SDM dan Manajemen Operator Bus Pariwisata Harus Dibenahi
Selasa, 16 Maret 2021, 13:45 WIB
BisnisNews.id -- SDM dan Manajemen perusahaan Bus Pariwisata perlu dibenahi agar kejadian kecelakaan lalu lintas yang fatal tidak terulang. Keselamatan adalah investasi yang semestinya jadi perhatian setiap pelaku bisnis angkutan pariwisata. Gencarnya promosi pengembangan pariwisata di Nusantara jangan sampai menjadikan angkutan pariwisata mengabaikan aspek keselamatan.
Kecelakaan Bus Pariwisata PO Sri Padma Kencana di Sumedang, Rabu (10/3/2021) seakan mengagetkan kita setelah dalam setahun terakhir tidak terjadi kecelakaan serupa. Kecelakaan ini di Tanjakan Cae, Kecamatan Wado, Sumedang, Jawa Barat pada Rabu malam menyebabkan 29 orang tewas. Kecelakaan serupa terakhir terjadi pada Senin (24/12/2019), Bus PO Sriwijaya jatuh ke jurang di Liku Lematang, Desa Prahu Dipo, Kecematan Dempo Tengah, Kota Pagar Alam, Sumatera Selatan menyebabkan 35 orang penumpang tewas.
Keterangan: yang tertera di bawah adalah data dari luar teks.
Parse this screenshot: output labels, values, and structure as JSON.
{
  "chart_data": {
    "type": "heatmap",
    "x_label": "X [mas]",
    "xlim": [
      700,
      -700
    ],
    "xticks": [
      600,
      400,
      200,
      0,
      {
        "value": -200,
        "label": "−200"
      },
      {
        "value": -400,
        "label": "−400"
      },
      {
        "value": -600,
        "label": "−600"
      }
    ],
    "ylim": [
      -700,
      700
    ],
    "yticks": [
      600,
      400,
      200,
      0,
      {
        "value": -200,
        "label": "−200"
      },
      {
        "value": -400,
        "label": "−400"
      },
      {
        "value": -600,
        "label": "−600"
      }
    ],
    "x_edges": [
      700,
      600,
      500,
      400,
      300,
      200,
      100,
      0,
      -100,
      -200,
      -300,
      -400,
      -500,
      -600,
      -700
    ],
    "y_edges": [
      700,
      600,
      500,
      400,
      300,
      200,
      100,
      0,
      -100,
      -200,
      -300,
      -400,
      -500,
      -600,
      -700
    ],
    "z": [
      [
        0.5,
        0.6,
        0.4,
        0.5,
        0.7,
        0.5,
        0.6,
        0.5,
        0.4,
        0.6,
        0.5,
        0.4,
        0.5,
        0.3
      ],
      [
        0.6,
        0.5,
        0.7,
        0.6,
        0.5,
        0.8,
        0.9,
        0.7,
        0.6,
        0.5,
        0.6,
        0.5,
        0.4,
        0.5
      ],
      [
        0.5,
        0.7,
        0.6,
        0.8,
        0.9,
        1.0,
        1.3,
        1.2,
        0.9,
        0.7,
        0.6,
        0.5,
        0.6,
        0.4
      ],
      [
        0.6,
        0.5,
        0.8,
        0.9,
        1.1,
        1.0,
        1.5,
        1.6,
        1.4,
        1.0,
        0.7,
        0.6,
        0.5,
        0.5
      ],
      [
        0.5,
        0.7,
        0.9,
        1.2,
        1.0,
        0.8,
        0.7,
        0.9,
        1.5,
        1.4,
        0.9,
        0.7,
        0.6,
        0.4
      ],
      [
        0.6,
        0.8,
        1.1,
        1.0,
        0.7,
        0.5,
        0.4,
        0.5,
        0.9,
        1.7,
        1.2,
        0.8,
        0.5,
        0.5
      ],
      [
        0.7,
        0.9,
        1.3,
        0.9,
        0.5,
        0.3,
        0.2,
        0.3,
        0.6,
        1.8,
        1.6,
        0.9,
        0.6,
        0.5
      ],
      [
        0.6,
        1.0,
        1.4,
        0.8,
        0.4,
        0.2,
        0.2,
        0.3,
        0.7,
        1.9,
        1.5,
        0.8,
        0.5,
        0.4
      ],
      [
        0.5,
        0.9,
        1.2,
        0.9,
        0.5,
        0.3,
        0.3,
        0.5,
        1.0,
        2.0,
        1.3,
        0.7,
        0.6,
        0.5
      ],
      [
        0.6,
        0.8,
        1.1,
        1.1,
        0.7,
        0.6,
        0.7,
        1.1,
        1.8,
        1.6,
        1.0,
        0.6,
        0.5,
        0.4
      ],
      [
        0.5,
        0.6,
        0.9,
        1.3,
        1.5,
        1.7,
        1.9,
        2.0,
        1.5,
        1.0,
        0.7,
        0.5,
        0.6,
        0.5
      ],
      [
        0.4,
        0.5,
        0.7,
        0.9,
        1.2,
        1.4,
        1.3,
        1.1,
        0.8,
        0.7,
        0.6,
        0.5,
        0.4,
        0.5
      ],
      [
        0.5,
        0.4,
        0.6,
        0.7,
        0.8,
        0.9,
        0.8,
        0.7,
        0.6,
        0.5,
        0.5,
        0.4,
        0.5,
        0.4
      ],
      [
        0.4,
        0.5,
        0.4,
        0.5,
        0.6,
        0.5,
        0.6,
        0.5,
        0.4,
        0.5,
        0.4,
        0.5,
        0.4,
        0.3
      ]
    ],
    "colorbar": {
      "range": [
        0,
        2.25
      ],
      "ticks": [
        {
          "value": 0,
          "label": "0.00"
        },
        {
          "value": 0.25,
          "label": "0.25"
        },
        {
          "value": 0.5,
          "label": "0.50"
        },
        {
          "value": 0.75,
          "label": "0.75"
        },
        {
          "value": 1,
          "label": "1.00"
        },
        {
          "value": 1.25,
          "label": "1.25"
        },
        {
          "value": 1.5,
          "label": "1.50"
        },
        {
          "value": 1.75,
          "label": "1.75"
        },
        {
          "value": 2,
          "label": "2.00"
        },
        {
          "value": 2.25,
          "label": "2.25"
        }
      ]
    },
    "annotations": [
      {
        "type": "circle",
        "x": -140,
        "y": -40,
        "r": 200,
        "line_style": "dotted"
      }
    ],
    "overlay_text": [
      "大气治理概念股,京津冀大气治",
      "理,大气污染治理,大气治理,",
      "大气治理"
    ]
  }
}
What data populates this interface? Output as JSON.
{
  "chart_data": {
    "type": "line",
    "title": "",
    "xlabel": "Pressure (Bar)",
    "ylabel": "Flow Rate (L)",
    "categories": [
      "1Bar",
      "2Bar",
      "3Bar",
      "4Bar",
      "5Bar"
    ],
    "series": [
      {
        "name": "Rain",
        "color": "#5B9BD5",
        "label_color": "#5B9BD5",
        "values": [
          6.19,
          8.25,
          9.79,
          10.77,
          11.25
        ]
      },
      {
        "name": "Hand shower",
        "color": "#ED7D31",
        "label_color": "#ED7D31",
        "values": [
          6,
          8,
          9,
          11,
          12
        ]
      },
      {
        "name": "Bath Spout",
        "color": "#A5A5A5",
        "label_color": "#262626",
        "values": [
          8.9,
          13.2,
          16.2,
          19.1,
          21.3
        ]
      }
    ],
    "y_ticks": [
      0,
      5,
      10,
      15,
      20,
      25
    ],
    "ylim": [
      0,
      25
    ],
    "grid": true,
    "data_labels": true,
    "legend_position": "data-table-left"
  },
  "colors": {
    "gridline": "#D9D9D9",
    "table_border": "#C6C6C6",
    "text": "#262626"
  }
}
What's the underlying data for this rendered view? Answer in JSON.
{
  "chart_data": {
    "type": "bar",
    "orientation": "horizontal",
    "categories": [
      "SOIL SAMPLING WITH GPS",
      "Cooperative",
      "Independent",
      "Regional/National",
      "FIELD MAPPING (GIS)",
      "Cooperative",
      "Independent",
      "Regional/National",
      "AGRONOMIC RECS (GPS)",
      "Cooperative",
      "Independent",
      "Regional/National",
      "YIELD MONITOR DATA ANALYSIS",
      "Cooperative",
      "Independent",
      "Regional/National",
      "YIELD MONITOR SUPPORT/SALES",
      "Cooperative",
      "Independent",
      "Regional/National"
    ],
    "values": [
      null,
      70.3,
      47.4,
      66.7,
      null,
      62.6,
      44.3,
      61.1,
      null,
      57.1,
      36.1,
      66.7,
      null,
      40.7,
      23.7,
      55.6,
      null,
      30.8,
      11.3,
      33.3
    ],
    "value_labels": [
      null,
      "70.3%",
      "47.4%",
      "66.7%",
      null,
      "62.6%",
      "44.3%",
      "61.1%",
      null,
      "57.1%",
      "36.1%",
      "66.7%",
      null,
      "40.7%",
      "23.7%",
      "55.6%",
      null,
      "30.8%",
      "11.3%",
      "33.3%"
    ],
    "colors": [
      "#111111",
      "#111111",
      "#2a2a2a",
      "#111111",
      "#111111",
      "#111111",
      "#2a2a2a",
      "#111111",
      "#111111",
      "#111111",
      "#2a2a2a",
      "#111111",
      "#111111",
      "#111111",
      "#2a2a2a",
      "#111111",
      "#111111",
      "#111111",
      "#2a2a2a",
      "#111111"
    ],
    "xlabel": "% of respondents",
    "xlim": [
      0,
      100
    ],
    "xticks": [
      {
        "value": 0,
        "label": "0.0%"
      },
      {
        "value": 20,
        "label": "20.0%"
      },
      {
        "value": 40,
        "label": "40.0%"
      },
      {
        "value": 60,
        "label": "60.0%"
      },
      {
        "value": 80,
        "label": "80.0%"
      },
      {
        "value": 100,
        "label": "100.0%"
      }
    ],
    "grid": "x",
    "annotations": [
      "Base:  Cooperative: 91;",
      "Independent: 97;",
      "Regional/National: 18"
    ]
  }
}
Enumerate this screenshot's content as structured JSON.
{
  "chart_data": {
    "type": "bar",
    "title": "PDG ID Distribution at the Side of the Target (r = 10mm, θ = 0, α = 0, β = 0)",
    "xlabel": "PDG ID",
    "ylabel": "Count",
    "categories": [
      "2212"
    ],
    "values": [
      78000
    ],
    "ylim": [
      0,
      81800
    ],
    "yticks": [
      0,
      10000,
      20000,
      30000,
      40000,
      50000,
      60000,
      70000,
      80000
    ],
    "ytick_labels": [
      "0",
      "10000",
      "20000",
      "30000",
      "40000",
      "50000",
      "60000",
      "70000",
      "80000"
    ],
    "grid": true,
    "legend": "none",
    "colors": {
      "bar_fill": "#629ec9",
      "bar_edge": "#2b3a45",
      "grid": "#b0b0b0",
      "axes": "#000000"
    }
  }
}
Bisnis PO Sriwijaya akhirnya ditutup operasinya.
Agar kasus pilu itu tidak terulang, perlu dilakukan antisipasi mendadak, Dishub setempat dan Polisi mendadak melakukan pemeriksaan sejumlah bus pariwisata di beberapa ruas jalan yang masuk ke daerahnya. Namun, hal seperti ini tidak akan menjadi efek jera bagi pengusaha bus pariwisata abal-abal. Karena hanya pengecekan dokumen, namun tidak ditindaklanjuti dengan temuan lainnya, seperti berapa jumlah armada bus yang dimiliki perusahaan, punyakah tempat penyimpanan kendaraan dan bengkel. Sepertinya, ini upaya yang sia-sia dan akan berulang lagi jika tidak diiringi pembenahan yang komprehensif.
Menurut Peraturan Menteri Perhubungan Nomor 117 Tahun 2018 tentang Penyelenggaraan Angkutan Orang Tidak Dalam Trayek, salah satu syarat untuk mendirikan perusahaan angkutan umum pariwisata, minimal memiliki 5 armada bus. Batasan minimal tersebut bermakna agar terjaga kerlanjutan bisnis angkutan umum.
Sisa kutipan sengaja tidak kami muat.